Architecture throughout time has been defined by those that design it. It has been used to create barriers and wall off communities, and it has been used to connect communities and create lively civic spaces. With the advent of the internet and the increasingly rapid forms of communication comes a need within architecture firms to challenge old and out-dated views. These platforms for communication and collaboration create a stage on which the global community can define the morals and issues that are most important. Just as architecture creates the stage where culture lives.
Sir Peter Cook talks about the importance of cross fertilization of our cultural stream, which means that “Luddite views of ongoing culture sometimes tiresome…” These recycled and reused ideas must be challenged, and by bringing differing ideas and perspectives together under the same roof, we may be able to sustain this challenge.
“New York City can sometimes be incredibly parochial and not even be aware of cultural changes happening on the other side of the country.”
Architects should try their best to be in touch with the changing dynamics of society, in order to represent these changes in the design of new spaces. After all, these are the spaces that will be used by humans from all over the globe.
Kenneth Drucker further dives into this topic by doubling down on the importance of cross-cultural exchange between Americans and Europeans, and how it is necessary to trade ideas and technology (Scale issues, urban design issues, architect tech difference, and textural & craft issues. etc).

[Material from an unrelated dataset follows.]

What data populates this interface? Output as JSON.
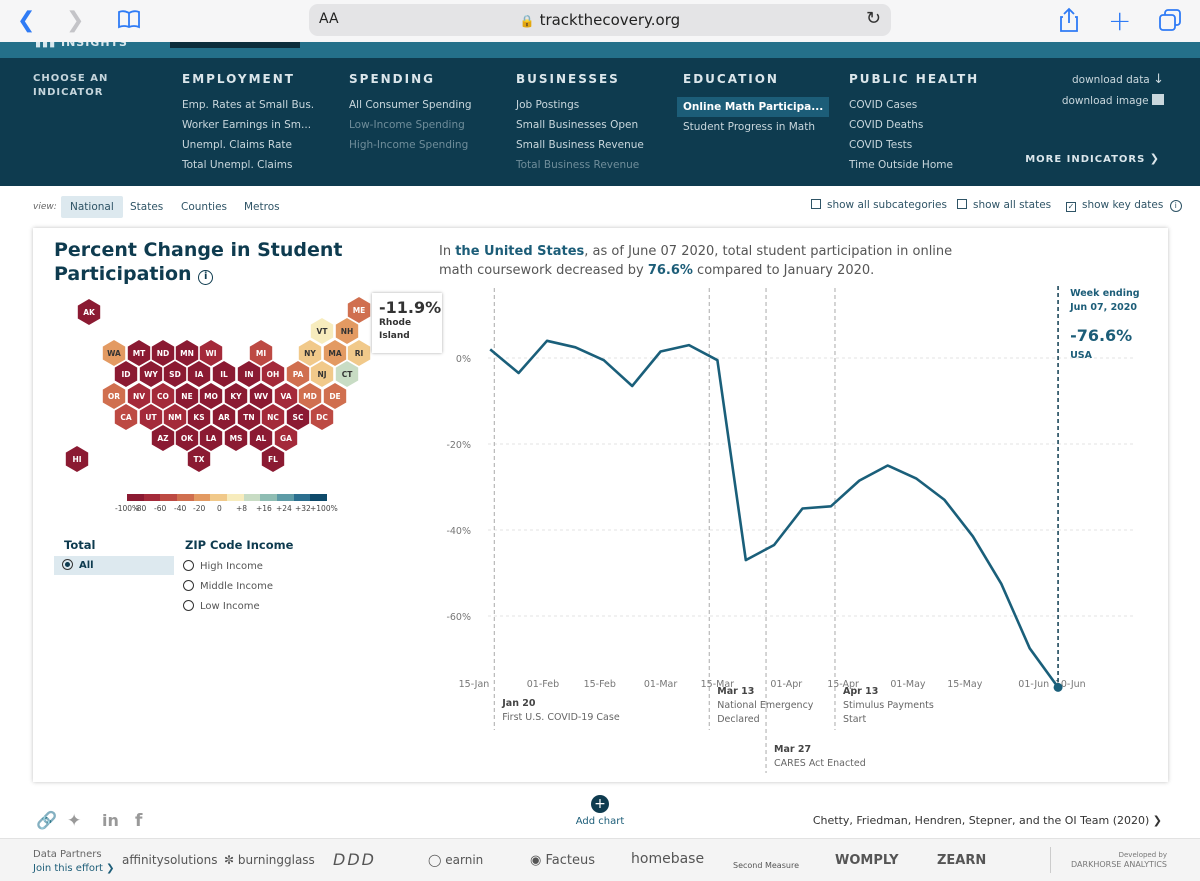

New York City is one of the architectural capitals of the world due to the melting pot effect on culture and architectural ideas.
“European architects have urbanity to their work and different layers of people communicate design & operate within public and urban realm.”
He agrees with Sir Peter Cook that Europeans are global individuals, and thus are able to challenge parochial views.
Both thought leaders within the industry understand the role they must play, as well as the role that any architect plays in representing society and culture. The cookie cutter architecture design must be challenged, and “instagramification” of architecture creates a powerful tool that threatens the uniqueness of each project. Every design process should keep in mind who they are serving and representing! Who will be using this space? Are they represented within this design?
In this Huffington Post article, “How Architecture Can Bring Communities Together” they talk about the importance of design and how architecture creates the stage for culture to be protected and over time, changed. They highlight what both Sir Peter Cook and Kenneth Drucker mention in regards to protecting the diversity of opinion and perspectives within architecture.